In an SEC filing this week, investment bank JP Morgan Chase revealed it is establishing what it calls a “cryptocurrency exposure basket.” Investors can buy structured notes whose value is tied to 11 stocks from companies involved in Bitcoin or other cryptocurrencies. 

As the basket is based partly on each company’s exposure to Bitcoin as well as liquidity, it includes selections such as cloud software developer MicroStrategy, payments company Square, mining firm Riot Blockchain, and chipmaker Nvidia. (Stocks in those four firms comprise 68% of the basket.)

But it’s missing an obvious target: Tesla.


Tesla bought $1.5 billion worth of Bitcoin earlier this year and holds an estimated 0.3% of its treasury in the digital asset. Among publicly traded companies, only MicroStrategy has a larger stockpile of Bitcoin, according to Bitcoin Treasuries, with 91,064 BTC—enough for Bitcoin volatility to impact MicroStrategy’s day-to-day stock price.

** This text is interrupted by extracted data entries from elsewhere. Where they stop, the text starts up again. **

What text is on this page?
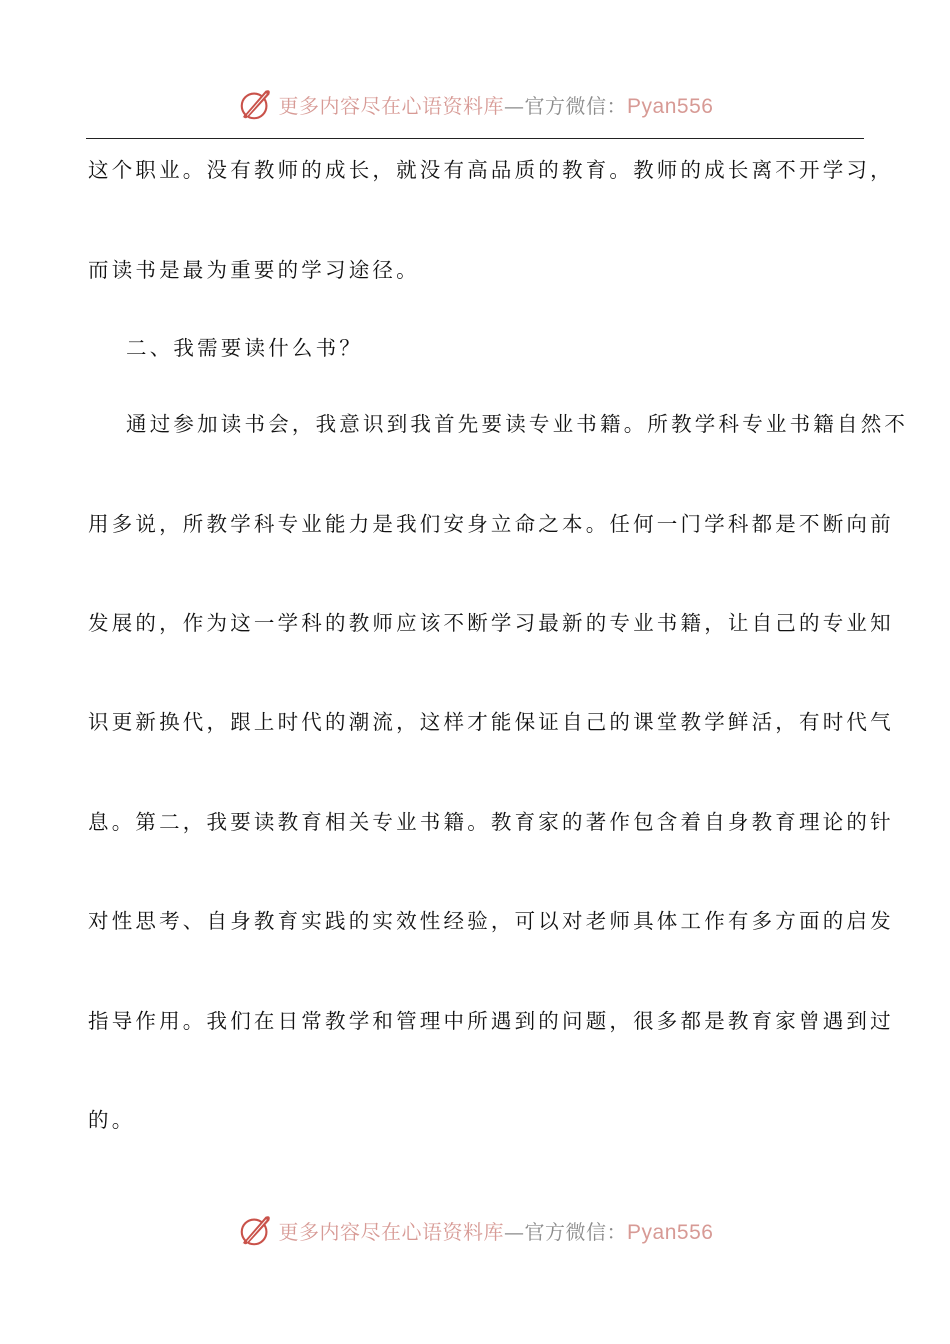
更多内容尽在心语资料库—官方微信：Pyan556
这个职业。没有教师的成长，就没有高品质的教育。教师的成长离不开学习，
而读书是最为重要的学习途径。
二、我需要读什么书？
通过参加读书会，我意识到我首先要读专业书籍。所教学科专业书籍自然不
用多说，所教学科专业能力是我们安身立命之本。任何一门学科都是不断向前
发展的，作为这一学科的教师应该不断学习最新的专业书籍，让自己的专业知
识更新换代，跟上时代的潮流，这样才能保证自己的课堂教学鲜活，有时代气
息。第二，我要读教育相关专业书籍。教育家的著作包含着自身教育理论的针
对性思考、自身教育实践的实效性经验，可以对老师具体工作有多方面的启发
指导作用。我们在日常教学和管理中所遇到的问题，很多都是教育家曾遇到过
的。
更多内容尽在心语资料库—官方微信：Pyan556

By comparison, Square has 8,027 BTC, comprising 0.4% of its holdings, and Riot has 1,175 BTC (1.7%). Nvidia, while it doesn’t have Bitcoin on the books, makes graphics processing units that are used in crypto mining.

What gives?

In short, JP Morgan thinks Tesla’s stock price is too high. 

JP Morgan analysts warned on December 9, 2020:


"We recommend investors not weight Tesla shares in their portfolio in equal proportion to the S&P because Tesla shares are in our view and by virtually every conventional metric not only overvalued, but dramatically so." 

Tesla’s stock price closed that day at $604.48. Since it currently stands at $668 after coming down from an all-time high of $900, not much has happened to change the investment bank’s view.

Instead, JP Morgan filled out the remaining 32% of the basket with stock in PayPal (10%), which has integrated Bitcoin and other crypto purchases onto its app; semiconductor companies Advanced Micro Devices (5%) and Taiwan Semiconductor Manufacturing (5%); crypto derivatives marketplaces Intercontinental Exchange (4%) and CME Group (4%); furniture retailer (2%), which runs a blockchain wing; and Silvergate Capital (2%), a bank for cryptocurrency firms.

Investors can buy into the basket with a minimum of $1,000. For its troubles, JP Morgan deducts 1.5% of the investment and returns.